Llamados a "desvivirnos". Si bien pertenece también este texto a la parte parenética de la carta a los Romanos, sin embargo, el pasaje en cuestión quiere fundamentar toda la actuación cristiana en lo cristológico: vivimos y morimos para el Señor; en todo somos del Señor. Si aceptamos que hemos sido redimidos por Cristo, sabemos que le pertenecemos. Y esta "aparente esclavitud" es el grito de libertad más grande, porque de esa manera no estaremos esclavizados a otros señores de este mundo. Y la razón es porque nadie ha dado su vida por nosotros corno Jesucristo. San Pablo dice claramente que vida y muerte pertenecen al Señor, porque es en la muerte y la resurrección de Jesús donde se resuelve nuestra existencia y nuestro futuro. Y este estar sometidos, mejor dicho, estrechamente unidos, a Cristo y a Dios, viene a significar ser libres con libertad verdadera, humana y plena.
Este texto de dimensiones escatológicas inigualables (es una de las lecturas de la liturgia de difuntos), se centra en el kerygma, en la proclamación de la muerte y resurrección del Señor. La muerte y la resurrección del Señor es algo que acontece por nosotros, por la humanidad. Es muy probable que aquí se cite una fórmula tradicional de fe que estaba en uso en la liturgia. Y la clave de todo esto es que, a diferencia de lo que se piensa popularmente el cristiano no puede vivir para sí mismo, en sí mismo, de sí mismo sin mirar a los otros. En realidad, el cristiano tiene que afrontar un reto: no es "vivirse", sino "desvivirse" por los demás. Ese egoísmo radical se pone en entredicho por la vida de Jesús que culmina en la muerte y la resurrección por nosotros. Ni siquiera después de haber muerto como "entrega" se desentiende de la humanidad; su vida nueva, de resucitado, es también una vida nueva por nosotros y para nosotros. No es solamente solidaridad lo que aquí se proclama, sino donación absoluta.
Segunda lectura Rm 14,7-9
Breves versículos, dignos de profunda meditación y contribuyentes al examen de conciencia
En la vida y en la muerte somos del Señor.
Ninguno vive para sí, ninguno muere para sí. Si vivimos, vivimos para el Señor; si morimos, morimos para el Señor; en la vida y en la muerte somos del Señor. Para eso murió el Mesías y resucitó: Para ser Señor de muertos y vivos.

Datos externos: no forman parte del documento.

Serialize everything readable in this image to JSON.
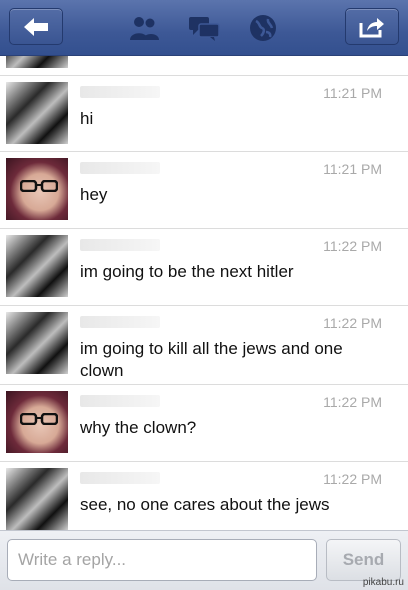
{
  "icons": {
    "back": "arrow-left-icon",
    "friends": "friends-icon",
    "messages": "messages-icon",
    "notifications": "globe-icon",
    "share": "share-icon"
  },
  "messages": [
    {
      "avatar": "dark",
      "time": "",
      "text": ""
    },
    {
      "avatar": "dark",
      "time": "11:21 PM",
      "text": "hi"
    },
    {
      "avatar": "girl",
      "time": "11:21 PM",
      "text": "hey"
    },
    {
      "avatar": "dark",
      "time": "11:22 PM",
      "text": "im going to be the next hitler"
    },
    {
      "avatar": "dark",
      "time": "11:22 PM",
      "text": "im going to kill all the jews and one clown"
    },
    {
      "avatar": "girl",
      "time": "11:22 PM",
      "text": "why the clown?"
    },
    {
      "avatar": "dark",
      "time": "11:22 PM",
      "text": "see, no one cares about the jews"
    }
  ],
  "reply": {
    "placeholder": "Write a reply...",
    "send_label": "Send"
  },
  "watermark": "pikabu.ru",
  "colors": {
    "navbar": "#3d5896",
    "time": "#a9a9a9"
  }
}
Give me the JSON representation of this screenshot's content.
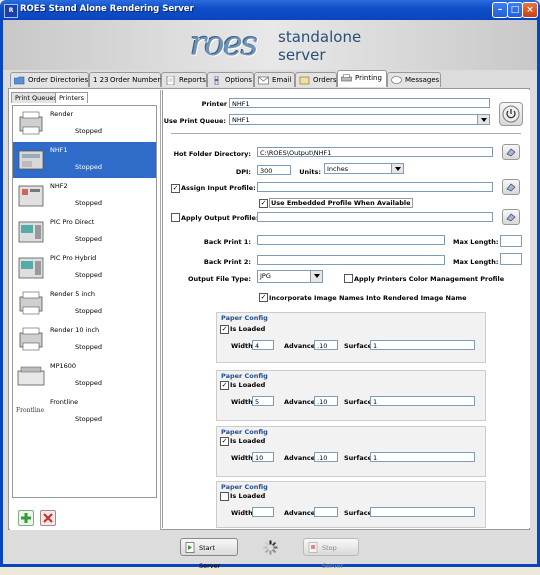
{
  "window": {
    "title": "ROES Stand Alone Rendering Server",
    "icon_text": "R",
    "controls": [
      "minimize-icon",
      "maximize-icon",
      "close-icon"
    ]
  },
  "logo": {
    "mark": "roes",
    "line1": "standalone",
    "line2": "server"
  },
  "tabs": [
    {
      "label": "Order Directories",
      "icon": "folder-icon"
    },
    {
      "label": "Order Numbers",
      "icon": "numbers-icon"
    },
    {
      "label": "Reports",
      "icon": "report-icon"
    },
    {
      "label": "Options",
      "icon": "options-icon"
    },
    {
      "label": "Email",
      "icon": "email-icon"
    },
    {
      "label": "Orders",
      "icon": "orders-icon"
    },
    {
      "label": "Printing",
      "icon": "printer-icon"
    },
    {
      "label": "Messages",
      "icon": "messages-icon"
    }
  ],
  "active_tab": "Printing",
  "subtabs": [
    {
      "label": "Print Queues"
    },
    {
      "label": "Printers"
    }
  ],
  "printers": [
    {
      "name": "Render",
      "status": "Stopped"
    },
    {
      "name": "NHF1",
      "status": "Stopped"
    },
    {
      "name": "NHF2",
      "status": "Stopped"
    },
    {
      "name": "PIC Pro Direct",
      "status": "Stopped"
    },
    {
      "name": "PIC Pro Hybrid",
      "status": "Stopped"
    },
    {
      "name": "Render 5 inch",
      "status": "Stopped"
    },
    {
      "name": "Render 10 inch",
      "status": "Stopped"
    },
    {
      "name": "MP1600",
      "status": "Stopped"
    },
    {
      "name": "Frontline",
      "status": "Stopped",
      "logo_text": "Frontline"
    }
  ],
  "selected_printer": "NHF1",
  "form": {
    "printer_name_label": "Printer Name:",
    "printer_name": "NHF1",
    "use_print_queue_label": "Use Print Queue:",
    "use_print_queue": "NHF1",
    "hot_folder_label": "Hot Folder Directory:",
    "hot_folder": "C:\\ROES\\Output\\NHF1",
    "dpi_label": "DPI:",
    "dpi": "300",
    "units_label": "Units:",
    "units": "Inches",
    "assign_input_profile_label": "Assign Input Profile:",
    "assign_input_profile_checked": true,
    "input_profile": "",
    "use_embedded_label": "Use Embedded Profile When Available",
    "use_embedded_checked": true,
    "apply_output_profile_label": "Apply Output Profile:",
    "apply_output_profile_checked": false,
    "output_profile": "",
    "back_print1_label": "Back Print 1:",
    "back_print1": "",
    "back_print2_label": "Back Print 2:",
    "back_print2": "",
    "max_length_label": "Max Length:",
    "max_length1": "",
    "max_length2": "",
    "output_file_type_label": "Output File Type:",
    "output_file_type": "JPG",
    "apply_cm_profile_label": "Apply Printers Color Management  Profile",
    "apply_cm_profile_checked": false,
    "incorporate_names_label": "Incorporate Image Names Into Rendered Image Name",
    "incorporate_names_checked": true
  },
  "paper_configs": [
    {
      "title": "Paper Config",
      "is_loaded_label": "Is Loaded",
      "is_loaded": true,
      "width_label": "Width:",
      "width": "4",
      "advance_label": "Advance:",
      "advance": ".10",
      "surface_label": "Surface:",
      "surface": "1"
    },
    {
      "title": "Paper Config",
      "is_loaded_label": "Is Loaded",
      "is_loaded": true,
      "width_label": "Width:",
      "width": "5",
      "advance_label": "Advance:",
      "advance": ".10",
      "surface_label": "Surface:",
      "surface": "1"
    },
    {
      "title": "Paper Config",
      "is_loaded_label": "Is Loaded",
      "is_loaded": true,
      "width_label": "Width:",
      "width": "10",
      "advance_label": "Advance:",
      "advance": ".10",
      "surface_label": "Surface:",
      "surface": "1"
    },
    {
      "title": "Paper Config",
      "is_loaded_label": "Is Loaded",
      "is_loaded": false,
      "width_label": "Width:",
      "width": "",
      "advance_label": "Advance:",
      "advance": "",
      "surface_label": "Surface:",
      "surface": ""
    }
  ],
  "footer": {
    "start_label": "Start Server",
    "stop_label": "Stop Server",
    "stop_disabled": true
  },
  "colors": {
    "titlebar": "#0f4fc8",
    "selection": "#2f6bc8",
    "paper_config_title": "#1f4f8f"
  }
}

La entrega de nuestra vida al Señor, principalmente a nuestro prójimo, es el sello del cristiano, independientemente de las tensiones que puedan resultar de distintas tendencias ideológicas; siempre debe predominar el respeto, la comprensión y el amor, en esa maravillosa comunidad que formamos en la comunión de los santos.
¿Estamos convencidos de que, a pesar de las diferencias que pueda haber entre cristianos lo importante es que en la conciencia de cada uno esté el ser servidor del mismo Dios? ¿Somos conscientes de que el vínculo de amor y de unión con Cristo muerto y resucitado es la base de la ética cristiana?

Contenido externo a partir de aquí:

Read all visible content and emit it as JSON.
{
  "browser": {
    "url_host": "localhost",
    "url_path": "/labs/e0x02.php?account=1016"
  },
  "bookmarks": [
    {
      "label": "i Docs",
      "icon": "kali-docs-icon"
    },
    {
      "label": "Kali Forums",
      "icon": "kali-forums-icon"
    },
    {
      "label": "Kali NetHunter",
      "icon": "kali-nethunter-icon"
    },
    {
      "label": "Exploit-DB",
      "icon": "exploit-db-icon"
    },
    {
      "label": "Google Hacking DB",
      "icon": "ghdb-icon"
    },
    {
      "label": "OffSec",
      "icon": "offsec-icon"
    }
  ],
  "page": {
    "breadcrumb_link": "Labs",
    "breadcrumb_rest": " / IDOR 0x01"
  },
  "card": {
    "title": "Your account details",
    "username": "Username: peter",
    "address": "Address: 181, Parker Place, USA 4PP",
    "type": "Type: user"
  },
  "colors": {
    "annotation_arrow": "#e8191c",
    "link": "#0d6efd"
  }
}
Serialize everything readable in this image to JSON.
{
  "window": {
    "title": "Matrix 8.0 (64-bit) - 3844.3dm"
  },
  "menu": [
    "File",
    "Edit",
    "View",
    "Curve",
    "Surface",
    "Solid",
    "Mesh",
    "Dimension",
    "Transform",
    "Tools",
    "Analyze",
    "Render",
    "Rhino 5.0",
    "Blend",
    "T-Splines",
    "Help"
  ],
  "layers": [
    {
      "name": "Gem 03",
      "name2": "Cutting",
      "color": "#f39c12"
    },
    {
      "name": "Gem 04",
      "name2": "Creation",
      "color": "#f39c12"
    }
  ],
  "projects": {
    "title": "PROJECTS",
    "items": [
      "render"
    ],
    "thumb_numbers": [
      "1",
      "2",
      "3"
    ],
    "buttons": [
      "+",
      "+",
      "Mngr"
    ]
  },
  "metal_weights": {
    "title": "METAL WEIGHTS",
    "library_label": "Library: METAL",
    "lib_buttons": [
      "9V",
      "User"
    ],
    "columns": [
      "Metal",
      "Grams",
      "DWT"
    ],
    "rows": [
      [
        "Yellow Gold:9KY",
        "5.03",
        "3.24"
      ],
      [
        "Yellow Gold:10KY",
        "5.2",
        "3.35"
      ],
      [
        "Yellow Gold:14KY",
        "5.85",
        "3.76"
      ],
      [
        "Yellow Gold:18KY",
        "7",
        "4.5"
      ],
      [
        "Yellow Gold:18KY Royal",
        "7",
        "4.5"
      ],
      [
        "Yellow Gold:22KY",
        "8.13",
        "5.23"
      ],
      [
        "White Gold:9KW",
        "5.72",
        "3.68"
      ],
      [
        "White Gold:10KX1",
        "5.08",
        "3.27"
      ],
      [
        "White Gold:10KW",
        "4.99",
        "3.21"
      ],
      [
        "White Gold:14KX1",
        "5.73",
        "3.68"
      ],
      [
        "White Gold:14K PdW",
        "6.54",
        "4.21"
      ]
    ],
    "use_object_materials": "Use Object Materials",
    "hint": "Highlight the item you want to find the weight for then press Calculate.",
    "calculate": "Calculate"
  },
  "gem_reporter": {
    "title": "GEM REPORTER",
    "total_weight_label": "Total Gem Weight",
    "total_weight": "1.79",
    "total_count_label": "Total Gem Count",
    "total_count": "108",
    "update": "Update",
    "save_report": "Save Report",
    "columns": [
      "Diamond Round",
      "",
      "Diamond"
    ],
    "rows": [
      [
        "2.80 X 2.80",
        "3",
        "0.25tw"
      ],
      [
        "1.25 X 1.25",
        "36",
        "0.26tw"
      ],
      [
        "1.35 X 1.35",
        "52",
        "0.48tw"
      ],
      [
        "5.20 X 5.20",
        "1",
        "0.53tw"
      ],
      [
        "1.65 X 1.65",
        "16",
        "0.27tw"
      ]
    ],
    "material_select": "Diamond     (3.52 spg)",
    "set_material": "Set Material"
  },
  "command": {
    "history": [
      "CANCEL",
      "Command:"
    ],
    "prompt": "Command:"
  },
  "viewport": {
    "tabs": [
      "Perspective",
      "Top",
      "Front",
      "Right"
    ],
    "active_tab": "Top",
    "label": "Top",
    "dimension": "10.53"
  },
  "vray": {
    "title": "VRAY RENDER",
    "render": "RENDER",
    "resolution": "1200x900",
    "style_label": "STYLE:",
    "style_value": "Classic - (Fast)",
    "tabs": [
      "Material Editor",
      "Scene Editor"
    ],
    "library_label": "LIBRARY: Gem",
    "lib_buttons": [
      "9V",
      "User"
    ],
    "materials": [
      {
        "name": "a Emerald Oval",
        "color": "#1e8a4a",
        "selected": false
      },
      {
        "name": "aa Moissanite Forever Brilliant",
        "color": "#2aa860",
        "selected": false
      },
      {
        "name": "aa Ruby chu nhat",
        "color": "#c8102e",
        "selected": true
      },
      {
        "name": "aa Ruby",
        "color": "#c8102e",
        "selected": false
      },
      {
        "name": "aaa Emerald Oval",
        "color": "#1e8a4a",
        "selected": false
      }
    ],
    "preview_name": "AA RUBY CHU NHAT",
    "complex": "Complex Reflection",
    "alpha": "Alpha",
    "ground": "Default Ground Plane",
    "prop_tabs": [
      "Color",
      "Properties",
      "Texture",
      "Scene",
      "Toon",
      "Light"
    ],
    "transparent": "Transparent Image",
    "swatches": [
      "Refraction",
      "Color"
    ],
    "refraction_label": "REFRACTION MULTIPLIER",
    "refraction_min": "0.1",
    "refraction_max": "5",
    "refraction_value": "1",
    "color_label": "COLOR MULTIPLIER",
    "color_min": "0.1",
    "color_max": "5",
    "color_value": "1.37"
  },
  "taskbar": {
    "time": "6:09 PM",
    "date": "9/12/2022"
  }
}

Dios se realiza perdonando, nosotros ¿cómo? Con el evangelio de hoy se pone punto final al discurso eclesiológico para esta comunidad y nos enseña a todos los cristianos aquello por lo que debemos ser reconocidos en el mundo. La parábola del "siervo despiadado" (es un poco contradictorio eso de ser siervo, y despiadado) es una genuina parábola de Jesús, acomodada por la teología de Mateo, que hace preguntar a Pedro, con objeto de dejar claro a los cristianos, que el perdón no tiene medida. El perdón cuantitativo es como una miseria; el perdón cualitativo, infinito, rompe todos los cantos de venganza, como el de Lamec (Gn 4,24). Setenta veces siete es un elemento enfático para decir que no hay que contar las veces que se ha de perdonar. Dios, desde luego, no lo hace.
Evangelio Mt 18,21-35
Sin perdón mutuo sería imposible cualquier clase de comunidad.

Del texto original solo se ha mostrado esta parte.